FLL apresenta o traço do “Argonauta” André Gomes. Programa Gap Year levou-o à Asia

Integralmente composta por desenhos, como enfatizou a Curadora Cultural da Fundação Lapa do Lobo (Mariana Torres), teve lugar na passada Sexta Feira, 20 de Abril, a apresentação da  exposição do Gapper André Gomes, batizada de Argonauta (inspiração num programa da RTP).

O jovem estudante de Pintura na Faculdade de Belas Artes do Porto, natural de Arouca, fez-se acompanhar do seu pai e mãe, marcando assim presença no evento de inauguração da exposição dos desenhos que fez durante a sua viagem. André Gomes, como revelou o presidente da FLL, Carlos Torres, tinha sido repescado no Gap Year de 2016 , dado que “não resisti nesse ano a financiar mais um viajante.A ideia era muito boa, como a qualidade dos seus desenhos”.
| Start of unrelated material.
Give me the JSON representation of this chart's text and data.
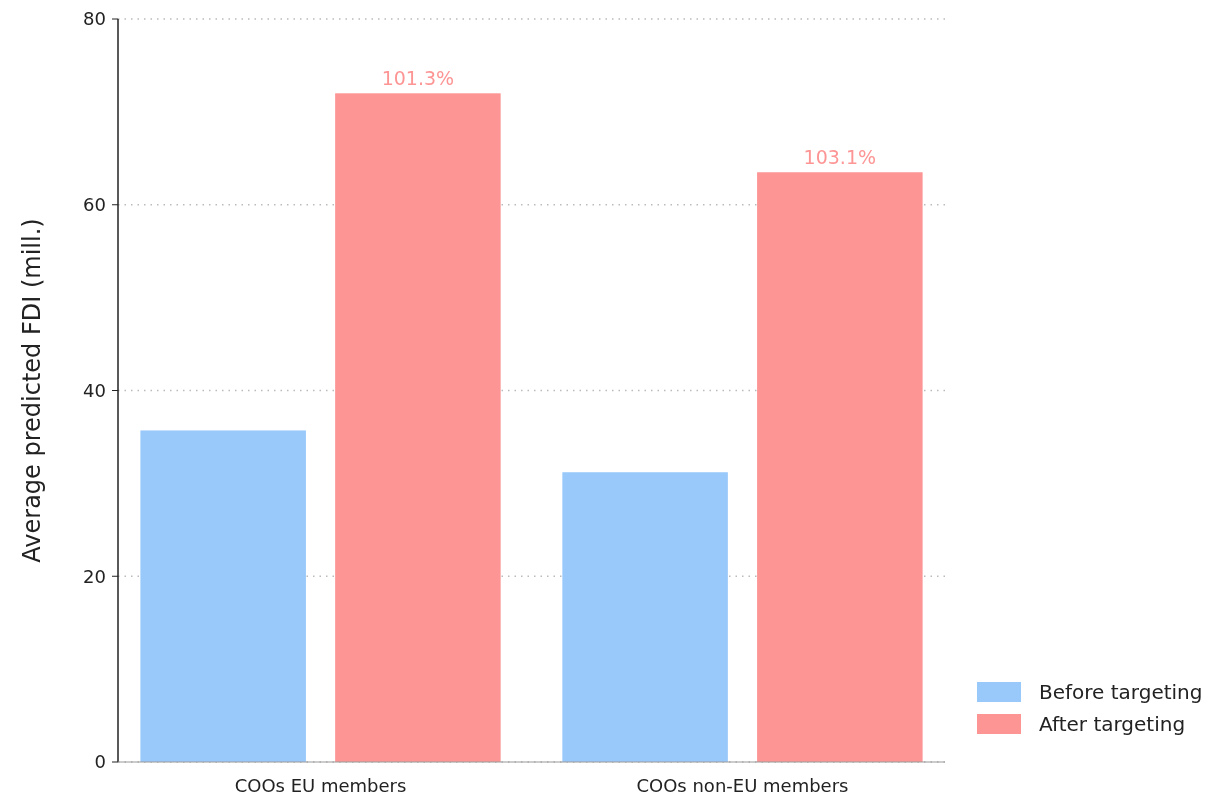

“O enorme talento do André está aqui à vista de todos”, enalteceu Mariana Torres, que confessou a sua “grande dificuldade” em fazer uma seleção para a exposição, dada a quantidade e qualidade dos desenhos, livros e agendas,que produziu no relato da sua “experiência e vivência” de seis meses pela Ásia. Também o presidente da FLL, visivelmente fascinado com o trabalho do artista, deixou um conselho : “Seria um crime desperdiçar tanto talento”.

André Gomes, que proferiu algumas palavras antes da abertura da exposição, tendo estado também à conversa connosco no final, começou por frisar que “o GAP Year mudou a minha vida. O legado do meu pai, no grande fascínio por viajar que me incutiu e a oportunidade dada pelo Carlos Torres, tornaram a minha vida mais rica”. Andou sozinho pela Índia (Goa incluída), Sri Lanka, Nepal e finalmente Irão, país e civilização que constituiu uma surpresa muito positiva e estava fora do programa inicial. “O choque mais positivo foi com o Irão, que além de ser um povo muito hospitaleiro, foi para mim uma grande fonte inspiradora, com as formas e geometria Persas”, enfatizou. Foram seis meses de profunda reinvenção, com experiências e momentos únicos, onde, como o programa obriga, fez dois meses de voluntariado. Instado a falar sobre o desafio de viajar sozinho, num autêntica odisseia,foi claro : “Não estava totalmente preparado, reconheço, mas eu gosto de estar sozinho – é uma caraterística de personalidade”. “Desta forma tive maior liberdade para conhecer o que queria, lidar com essa arbitrariedade foi muito bom para mim”, assume. Dificuldades e obstáculos, não sentiu “nada de especial”, ou seja “não fui privado de nenhuma das necessidades básicas, como comer e dormir”, nem mesmo no período do ramadão, que estava em vigor quando permaneceu em território Iraniano.”Têm muita consideração pelos turistas – pagávamos as refeições e para comer encaminhavam-nos para as cozinhas”, explica-nos. Aponta apenas alguns imprevistos em termos de alojamento, pois chegou a dormir em cabanas.

O período de voluntariado marcou indelevelmente a viagem, principalmente o passado em Tamil Nadu (Sul da Índia), um local “paradisíaco”, onde de manhã ficava na criação de coelhos, que sustentava a alimentação da comunidade e pela tarde ia buscar crianças para lhes ensinar Inglês numa instituição.André foi o segundo voluntário que a comunidade teve até hoje, o que representa um motivo adicional para regressar. “Ali irei voltar,pois criei laços profundos com a comunidade”, diz. No mês passado no Nepal, andou pelos Himalaias, a fazer um trabalho de inventariação da situação e necessidades das crianças em diversas aldeias, ensinando também Inglês, o que lhes poderá “proporcionar um futuro diferente”.

Nos seus diários gráficos, registou a imortalidade desta viagem, dos seus locais,das suas gentes. Desde gastronomia, templos e monumentos, cultos e tradições, paisagens naturais,crianças,muitas crianças, tudo é representado no seu universo gráfico, com um traço forte e peculiar, que torna obrigatória a visita a esta exposição na Fundação Lapa do Lobo.